1) Get someone on the phones, and when problems come through, have them set up a live video chat with the doctor. There are several apps to facilitate this, like FaceTime, Skype, and Zoom.
2) Have patients email photos of their problems to the office and the doctor can continue communicating via email. Harris admits that the email method is clumsy, and it doesn't feel like a personal interaction.
3) Utilize a platform, like Harris' Smile Virtual, where the patients can submit when they have time, then when the doctor has time, they record and send back a video along with recommendations and pricing. "It works great for the patient, and it works great for the doctor to be able to leverage time and to tell the patient everything they need to know and to streamline that process," says Harris.
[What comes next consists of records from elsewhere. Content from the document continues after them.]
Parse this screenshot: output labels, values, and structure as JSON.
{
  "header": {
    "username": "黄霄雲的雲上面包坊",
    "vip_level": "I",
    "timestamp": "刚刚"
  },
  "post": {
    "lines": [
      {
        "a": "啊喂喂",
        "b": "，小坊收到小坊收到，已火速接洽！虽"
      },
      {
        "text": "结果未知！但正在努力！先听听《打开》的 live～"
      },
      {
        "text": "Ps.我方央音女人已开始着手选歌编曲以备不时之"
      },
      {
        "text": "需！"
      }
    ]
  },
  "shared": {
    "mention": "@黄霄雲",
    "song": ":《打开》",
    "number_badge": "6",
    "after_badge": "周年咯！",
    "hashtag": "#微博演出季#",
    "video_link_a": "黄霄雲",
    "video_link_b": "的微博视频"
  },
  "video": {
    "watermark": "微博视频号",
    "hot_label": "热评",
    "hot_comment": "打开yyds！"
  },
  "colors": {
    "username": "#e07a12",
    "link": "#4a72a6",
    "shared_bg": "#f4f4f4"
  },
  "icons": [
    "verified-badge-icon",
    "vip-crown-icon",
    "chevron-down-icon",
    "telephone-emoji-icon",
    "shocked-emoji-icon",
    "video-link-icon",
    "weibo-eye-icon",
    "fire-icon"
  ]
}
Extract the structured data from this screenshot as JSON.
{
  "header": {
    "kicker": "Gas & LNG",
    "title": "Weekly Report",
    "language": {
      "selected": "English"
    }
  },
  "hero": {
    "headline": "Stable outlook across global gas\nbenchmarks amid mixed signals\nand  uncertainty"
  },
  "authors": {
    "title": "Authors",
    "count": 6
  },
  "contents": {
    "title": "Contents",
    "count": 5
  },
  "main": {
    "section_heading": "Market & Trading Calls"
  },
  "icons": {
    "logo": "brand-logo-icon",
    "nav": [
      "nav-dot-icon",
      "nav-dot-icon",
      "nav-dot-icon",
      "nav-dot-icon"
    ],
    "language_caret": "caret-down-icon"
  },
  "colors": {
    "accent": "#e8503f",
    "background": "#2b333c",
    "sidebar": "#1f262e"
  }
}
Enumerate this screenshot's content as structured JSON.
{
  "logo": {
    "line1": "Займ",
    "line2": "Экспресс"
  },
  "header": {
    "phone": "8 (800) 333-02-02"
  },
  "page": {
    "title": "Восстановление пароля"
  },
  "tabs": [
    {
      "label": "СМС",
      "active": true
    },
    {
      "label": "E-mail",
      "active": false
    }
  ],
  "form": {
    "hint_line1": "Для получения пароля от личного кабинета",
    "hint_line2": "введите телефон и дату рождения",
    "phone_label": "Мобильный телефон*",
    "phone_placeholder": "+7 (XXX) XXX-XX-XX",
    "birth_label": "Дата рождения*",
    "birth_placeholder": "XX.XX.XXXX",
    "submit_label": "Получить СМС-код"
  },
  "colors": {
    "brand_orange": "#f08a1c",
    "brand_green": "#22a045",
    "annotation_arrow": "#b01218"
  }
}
Dr. Harris doesn't charge patients for his virtual consultations. "I may take ten minutes of my time to explain to somebody what their options are, and I look at that as a gift. I'm giving my time, the one thing I don't have enough of, [ . . . ] so a patient can know what's possible with their smile, how they can transform it, and what it's going to do for their self-confidence," he says.
Click the image above to view Dr. Harris's Instagram post.
New Problem, New Solution
The coronavirus is causing global commerce changes, with many industries leaning on technology to remain viable during this time of uncertainty. Adding a virtual element to interacting with patients may seem complex for dentists, but clinicians like Dr. Harris have already created a blueprint for implementing this tech into a practice. Properly leveraging this type of tech could help keep business afloat during this shutdown and could also help propel business once the coronavirus concerns subside.